To facilitate completion of discovery, the court will extend the current discovery cutoff by 90 days but will not reopen any deadline that has already closed, such as the expert disclosure deadline.

Having reviewed and considered the matters,

IT IS ORDERED:

1. Plaintiff Alexander Walls' Motion to Compel Discovery Materials (ECF No. 37) is DENIED without prejudice to serving Defendant CoreCivic with appropriate requests for production and/or interrogatories under Rules 33 and 34. 2. Defendant CoreCivic's Motion to Compel Responses to Written Discovery (ECF No. 42) is DENIED without prejudice to serving Plaintiff with more appropriate, narrowed, and tailored discovery requests proportional to the case and in compliance with counsel's obligations under Rule 26(g)(1)(B)(i)-(iii). 3. CoreCivic may serve a subpoena duces tecum on Mr. Walls' former counsel, John Patrick Shannon and Paul S. Padda, to obtain a copy of the client file, excluding any documents protected by the attorney-client privilege or work product privilege. Walls former counsel must be served with a copy of this Order to inform them that the court has ordered the non-privileged portions of the file to be produced. Upon receipt of the client file from Walls' former counsel, CoreCivic shall promptly produce a copy to Mr. Walls. 4. Defendant CoreCivic's Motion for Order (ECF No. 47) is DENIED. 5. Defendant CoreCivic's Motion to Extend Discovery (ECF No. 49) is GRANTED. 6. The Discovery Plan and Scheduling Order deadlines are extended as follows: a. Close of Discovery: June 28, 2018. b.

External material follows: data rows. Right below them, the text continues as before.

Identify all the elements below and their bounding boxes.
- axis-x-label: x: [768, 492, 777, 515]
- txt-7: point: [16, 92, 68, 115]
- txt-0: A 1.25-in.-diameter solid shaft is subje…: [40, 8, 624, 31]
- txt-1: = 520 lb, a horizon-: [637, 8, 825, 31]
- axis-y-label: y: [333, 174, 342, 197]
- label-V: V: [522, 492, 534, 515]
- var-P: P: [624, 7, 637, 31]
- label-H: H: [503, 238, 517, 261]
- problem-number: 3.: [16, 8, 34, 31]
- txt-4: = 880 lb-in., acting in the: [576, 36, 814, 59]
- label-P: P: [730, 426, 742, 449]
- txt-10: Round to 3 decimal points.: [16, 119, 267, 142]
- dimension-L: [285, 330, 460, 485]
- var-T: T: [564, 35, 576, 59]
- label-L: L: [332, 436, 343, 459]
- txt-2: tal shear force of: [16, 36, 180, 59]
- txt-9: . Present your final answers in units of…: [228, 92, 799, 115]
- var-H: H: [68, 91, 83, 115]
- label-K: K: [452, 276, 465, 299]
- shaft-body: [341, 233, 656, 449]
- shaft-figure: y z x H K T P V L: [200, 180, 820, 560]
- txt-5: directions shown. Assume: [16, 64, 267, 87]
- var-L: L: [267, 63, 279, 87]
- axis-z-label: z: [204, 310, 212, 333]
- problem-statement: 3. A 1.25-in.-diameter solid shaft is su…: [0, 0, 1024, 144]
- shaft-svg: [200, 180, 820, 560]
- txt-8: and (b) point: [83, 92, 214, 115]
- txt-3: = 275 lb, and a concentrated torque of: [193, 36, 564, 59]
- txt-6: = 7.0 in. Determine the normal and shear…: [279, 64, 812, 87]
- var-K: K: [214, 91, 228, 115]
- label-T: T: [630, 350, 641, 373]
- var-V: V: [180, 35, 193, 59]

The parties must serve any additional discovery requests in time for the responses to be served before the expiration of the extended discovery cutoff, allowing 30 days for the opposing side to serve responses. c. Dispositive Motions: July 30, 2018 d. Joint Pretrial Order: August 30, 2018 e. In the event dispositive motions are timely filed, the date for filing the joint pretrial order shall be suspended until 30 days after a decision of the dispositive motions. The disclosures required by Fed. R. Civ. P. 26(a)(3), and any objections thereto, shall be included in the joint pretrial order.

FootNotes


1. In the event dispositive motions are timely filed, the date for filing the joint pretrial order shall be suspended until 30 days after a decision is issued on the dispositive motions.
2. Any reference to a "Rule" or the "Rules" in this Order refers to the Federal Rules of Civil Procedure.
3. The Federal Rules of Civil Procedure may be accessed on the United States Courts website at: http://www.uscourts.gov/rules-policies/current-rules-practice-procedure/federal-rules-civil-procedure. The Local Rules of Practice may be accessed from this court's website at http://www.nvd.uscourts.gov/.
4. LR 26-7(b) states, "All motions to compel discovery or for a protective order must set forth in full the text of the discovery originally sought and any response to it." In addition, LR IC 2-2 instructs filers "provide to chambers a paper copy of all electronically filed documents that exceed 50 pages in length, including exhibits or attachments." CoreCivic's motion does not attach the interrogatories or requests for production, but instead incorporates the documents by reference from a previous filing. See Def.'s Response to Pl.'s Mot. Status Check (ECF No. 30), Ex. 1 — Interrogatories (ECF No. 30-1), Ex. 2 — Requests for Production (ECF No. 30-2). This practice is disfavored as it forces the court to hunt through the docket for relevant documents and it may also violate the Local Rules where, as here, the omitted documents would push a filing over the 50-page threshold requiring a courtesy copy.